Just spent three days and nights in Amsterdam. My sister and I stayed at the Barangay B&B, which is very close to the train station. The B&B is owned by a couple, Wimmo and Godwin, who were very gracious and accomodating hosts. We were actually greeted at first by their friend Ron, who made us tea and provided us with a map and a visitor's guide. He immediately set about marking up the map for us, pointing out the Jordaan (an arty section of shops and cafes), the Red Light District, some museums and some of his favorite restaurants. He also gave us a discount coupon for a boat ride.

The B&B wasn't cheap (about $500 for 3 days, which is still cheaper than hotels), but it was very comfortable. My sister and I had a floor to ourselves. Both our rooms were large and comfortable, decorated in a funky tropical theme. On the floor below there was a communal breakfast room stocked every day with fresh breads, muffins, cereals, meats and cheeses. We made our own breakfast and washed our own dishes, which Rena found odd for a B&B, but I liked the homey atmosphere of it.

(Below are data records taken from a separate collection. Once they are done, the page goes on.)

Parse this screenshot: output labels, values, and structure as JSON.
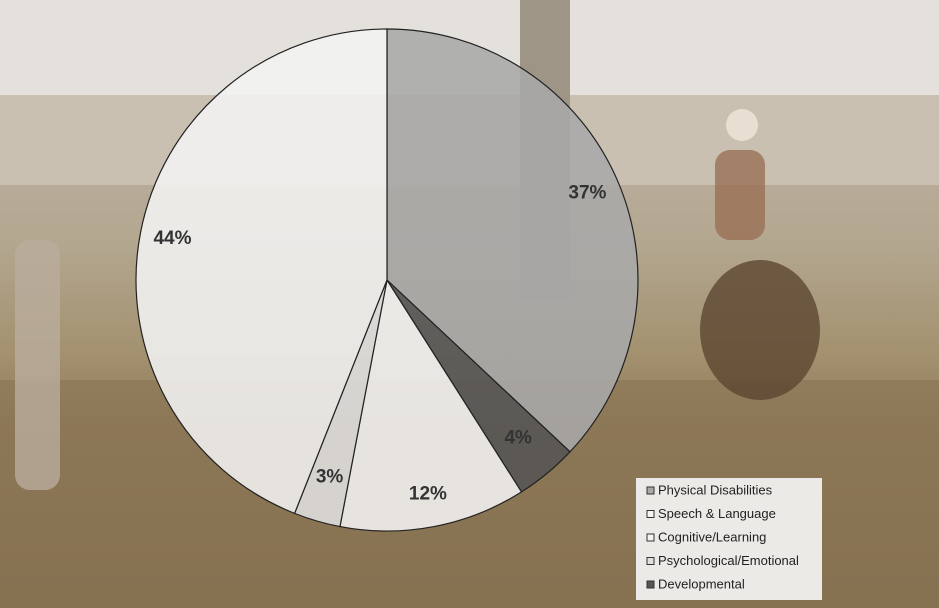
{
  "chart_data": {
    "type": "pie",
    "categories": [
      "Physical Disabilities",
      "Speech & Language",
      "Cognitive/Learning",
      "Psychological/Emotional",
      "Developmental"
    ],
    "values": [
      37,
      12,
      44,
      3,
      4
    ],
    "value_labels": [
      "37%",
      "12%",
      "44%",
      "3%",
      "4%"
    ],
    "colors": [
      "#a9a9a9",
      "#f4f4f4",
      "#f2f2f2",
      "#e0e0e0",
      "#555555"
    ],
    "slice_order": [
      0,
      4,
      1,
      3,
      2
    ],
    "legend": "bottom-right"
  }
}
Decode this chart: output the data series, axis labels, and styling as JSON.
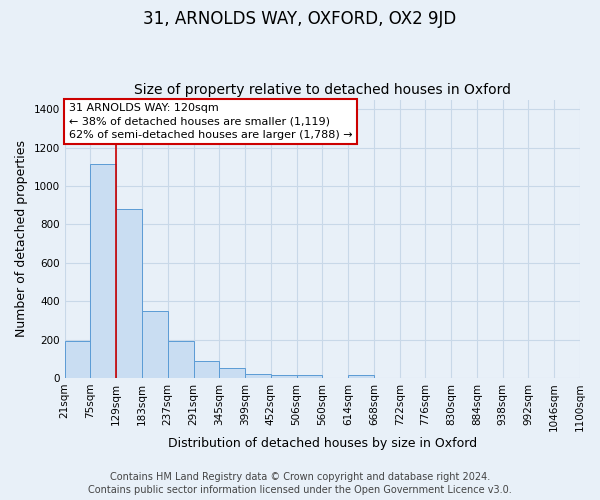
{
  "title": "31, ARNOLDS WAY, OXFORD, OX2 9JD",
  "subtitle": "Size of property relative to detached houses in Oxford",
  "xlabel": "Distribution of detached houses by size in Oxford",
  "ylabel": "Number of detached properties",
  "bin_labels": [
    "21sqm",
    "75sqm",
    "129sqm",
    "183sqm",
    "237sqm",
    "291sqm",
    "345sqm",
    "399sqm",
    "452sqm",
    "506sqm",
    "560sqm",
    "614sqm",
    "668sqm",
    "722sqm",
    "776sqm",
    "830sqm",
    "884sqm",
    "938sqm",
    "992sqm",
    "1046sqm",
    "1100sqm"
  ],
  "bar_heights": [
    190,
    1115,
    880,
    350,
    190,
    90,
    50,
    20,
    15,
    15,
    0,
    15,
    0,
    0,
    0,
    0,
    0,
    0,
    0,
    0
  ],
  "bar_color": "#c9ddf2",
  "bar_edge_color": "#5b9bd5",
  "annotation_text": "31 ARNOLDS WAY: 120sqm\n← 38% of detached houses are smaller (1,119)\n62% of semi-detached houses are larger (1,788) →",
  "annotation_box_color": "#ffffff",
  "annotation_box_edge": "#cc0000",
  "ylim": [
    0,
    1450
  ],
  "yticks": [
    0,
    200,
    400,
    600,
    800,
    1000,
    1200,
    1400
  ],
  "footer_line1": "Contains HM Land Registry data © Crown copyright and database right 2024.",
  "footer_line2": "Contains public sector information licensed under the Open Government Licence v3.0.",
  "background_color": "#e8f0f8",
  "plot_background": "#e8f0f8",
  "grid_color": "#c8d8e8",
  "title_fontsize": 12,
  "subtitle_fontsize": 10,
  "axis_label_fontsize": 9,
  "tick_fontsize": 7.5,
  "footer_fontsize": 7
}
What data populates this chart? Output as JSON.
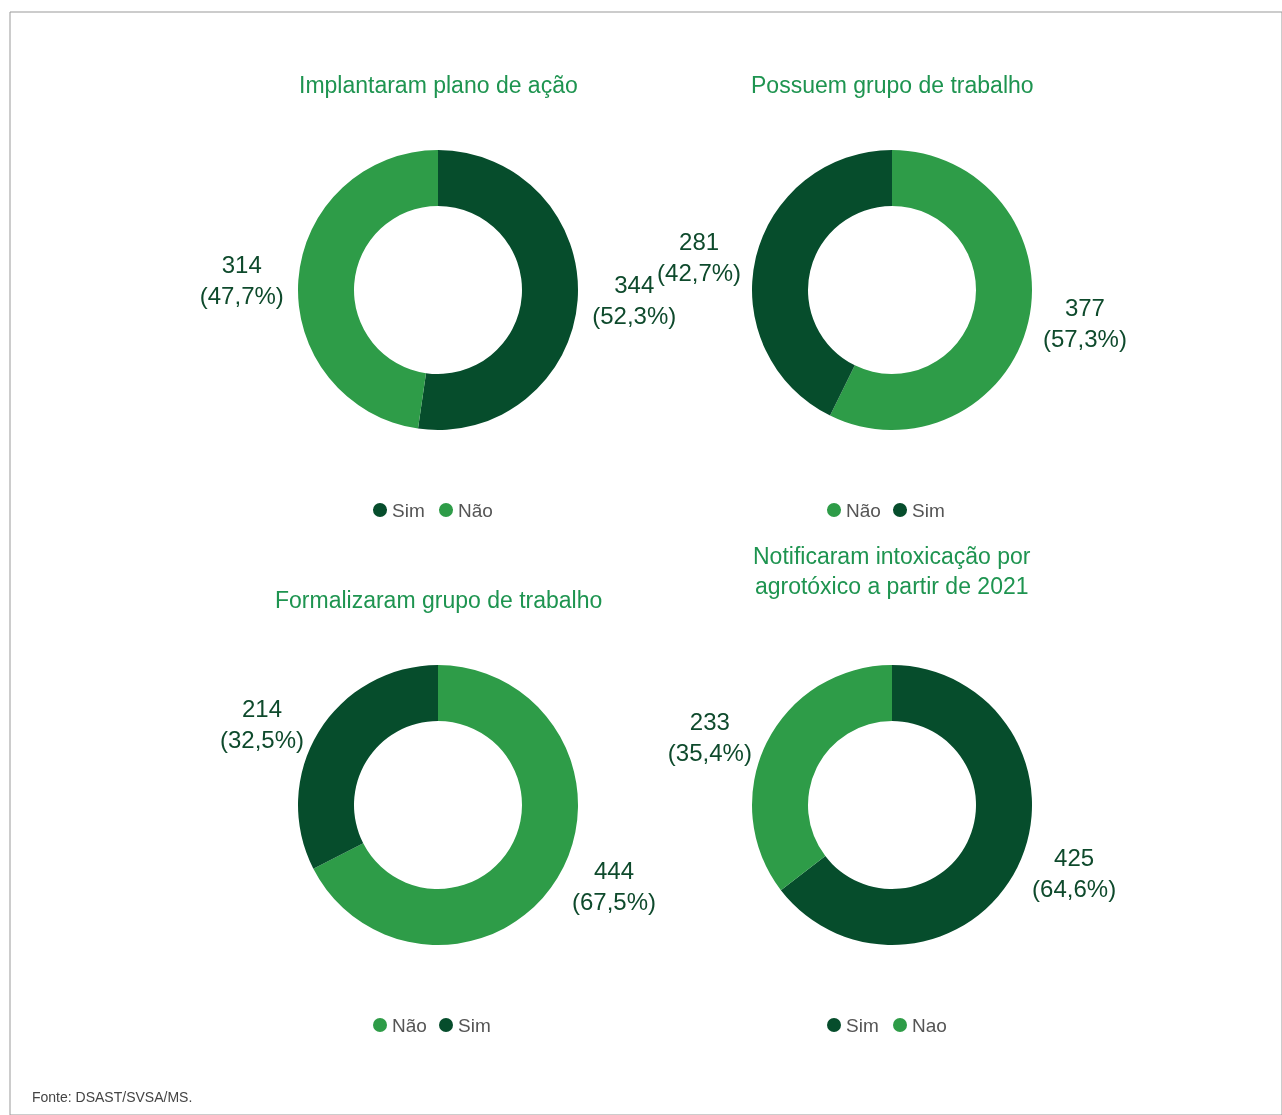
{
  "chart_data": [
    {
      "type": "donut",
      "title": "Implantaram plano de ação",
      "categories": [
        "Sim",
        "Não"
      ],
      "values": [
        344,
        314
      ],
      "colors": [
        "#064d2c",
        "#2e9c48"
      ],
      "value_labels": [
        "344\n(52,3%)",
        "314\n(47,7%)"
      ],
      "legend": "bottom",
      "annotations": [
        "Fonte: DSAST/SVSA/MS."
      ]
    },
    {
      "type": "donut",
      "title": "Possuem grupo de trabalho",
      "categories": [
        "Não",
        "Sim"
      ],
      "values": [
        377,
        281
      ],
      "colors": [
        "#2e9c48",
        "#064d2c"
      ],
      "value_labels": [
        "377\n(57,3%)",
        "281\n(42,7%)"
      ],
      "legend": "bottom"
    },
    {
      "type": "donut",
      "title": "Formalizaram grupo de trabalho",
      "categories": [
        "Não",
        "Sim"
      ],
      "values": [
        444,
        214
      ],
      "colors": [
        "#2e9c48",
        "#064d2c"
      ],
      "value_labels": [
        "444\n(67,5%)",
        "214\n(32,5%)"
      ],
      "legend": "bottom"
    },
    {
      "type": "donut",
      "title": "Notificaram intoxicação por\nagrotóxico a partir de 2021",
      "categories": [
        "Sim",
        "Nao"
      ],
      "values": [
        425,
        233
      ],
      "colors": [
        "#064d2c",
        "#2e9c48"
      ],
      "value_labels": [
        "425\n(64,6%)",
        "233\n(35,4%)"
      ],
      "legend": "bottom"
    }
  ]
}
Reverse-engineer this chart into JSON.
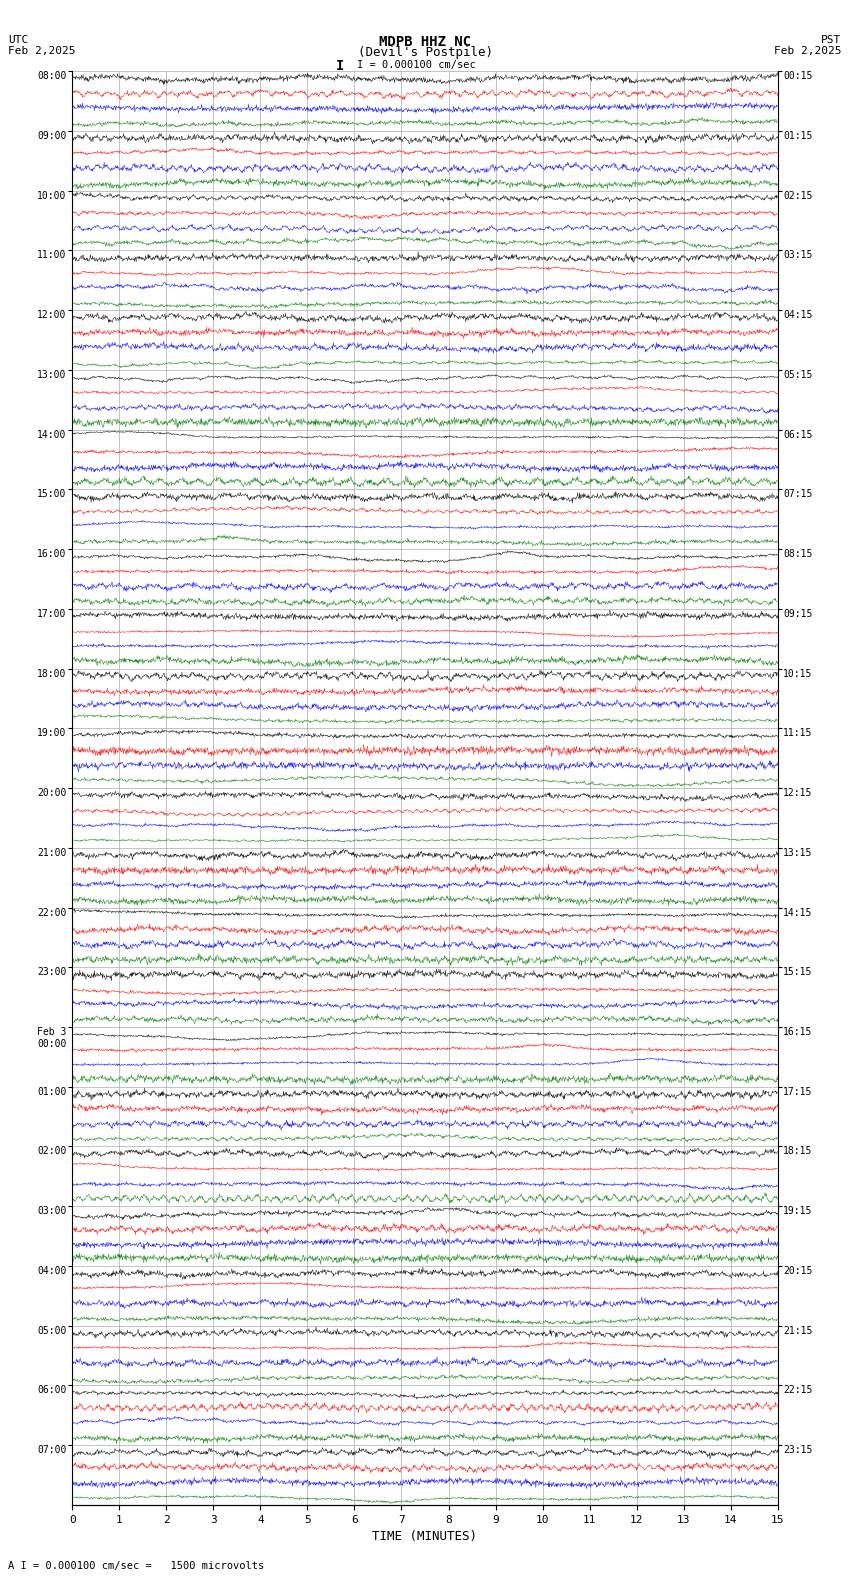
{
  "title_center_line1": "MDPB HHZ NC",
  "title_center_line2": "(Devil's Postpile)",
  "title_left_line1": "UTC",
  "title_left_line2": "Feb 2,2025",
  "title_right_line1": "PST",
  "title_right_line2": "Feb 2,2025",
  "scale_label": "I = 0.000100 cm/sec",
  "bottom_label": "A I = 0.000100 cm/sec =   1500 microvolts",
  "xlabel": "TIME (MINUTES)",
  "xlim": [
    0,
    15
  ],
  "xticks": [
    0,
    1,
    2,
    3,
    4,
    5,
    6,
    7,
    8,
    9,
    10,
    11,
    12,
    13,
    14,
    15
  ],
  "bg_color": "#ffffff",
  "grid_color": "#aaaaaa",
  "colors": [
    "black",
    "red",
    "blue",
    "green"
  ],
  "utc_labels": [
    "08:00",
    "09:00",
    "10:00",
    "11:00",
    "12:00",
    "13:00",
    "14:00",
    "15:00",
    "16:00",
    "17:00",
    "18:00",
    "19:00",
    "20:00",
    "21:00",
    "22:00",
    "23:00",
    "Feb 3\n00:00",
    "01:00",
    "02:00",
    "03:00",
    "04:00",
    "05:00",
    "06:00",
    "07:00"
  ],
  "pst_labels": [
    "00:15",
    "01:15",
    "02:15",
    "03:15",
    "04:15",
    "05:15",
    "06:15",
    "07:15",
    "08:15",
    "09:15",
    "10:15",
    "11:15",
    "12:15",
    "13:15",
    "14:15",
    "15:15",
    "16:15",
    "17:15",
    "18:15",
    "19:15",
    "20:15",
    "21:15",
    "22:15",
    "23:15"
  ],
  "hour_amplitudes": [
    1.0,
    1.0,
    1.0,
    1.0,
    1.0,
    1.0,
    1.0,
    1.0,
    1.0,
    1.0,
    1.0,
    1.0,
    2.0,
    3.5,
    5.0,
    6.0,
    5.0,
    4.5,
    5.5,
    7.0,
    5.0,
    4.0,
    3.0,
    2.0
  ],
  "num_traces_per_hour": 4,
  "num_hours": 24,
  "fig_width": 8.5,
  "fig_height": 15.84,
  "dpi": 100
}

Amsterdam is definitely a walking city and pedestrian friendly. The city seems to be an interesting mixture of old world austerity and a modern upbeat vibe. This was most evident in the constant flow of sturdy Vermeer-black bicycles and whizzing Day-Glo Vespas. On our first night we walked through the more touristy section which led to the famous Red Light district and then into Chinatown, where we had a couple of fine meals. Both my sister and I are hopelessly direction-challenged, but she was determined to understand the map and managed to guide us (in an often-roundabout way) through the city and get us back to the B&B. I, on the other hand, was happy just to wander aimlessly. After a bit we stopped for a coffee and quickly discovered we were in one of the many cafes where more than just coffee is available. My sister, who doesn't partake of that sort of thing (or hasn't for years) was the designated walker for the evening, while I had a "special treat". It went well with my cappucino and I felt quite at home with the city's laid-back sensibility.

Most of the time was spent walking along the canal streets - the Herengracht, the Prinsengracht - and ducking down small streets. My sister is a budding photographer and found plenty to shoot, some of which should be posted on this site soon. We did manage visits to the Van Gogh Museum and the Rijksmuseum, which was huge, so we restricted ourselves to the Rembrandts, Vermeers and Steens. But the real work of art as far as we were concerned was the city itself. The buildings towered with a sturdy beauty and my sister fell in love with the huge windows. Whenever I go to a city or town I always wonder to myself if I could live there. I think I could definitely see myself living in Amsterdam. It would probably be a challenge to learn Dutch, but on the other hand the place seems so laid-back and easy-going that it might be easier than I think.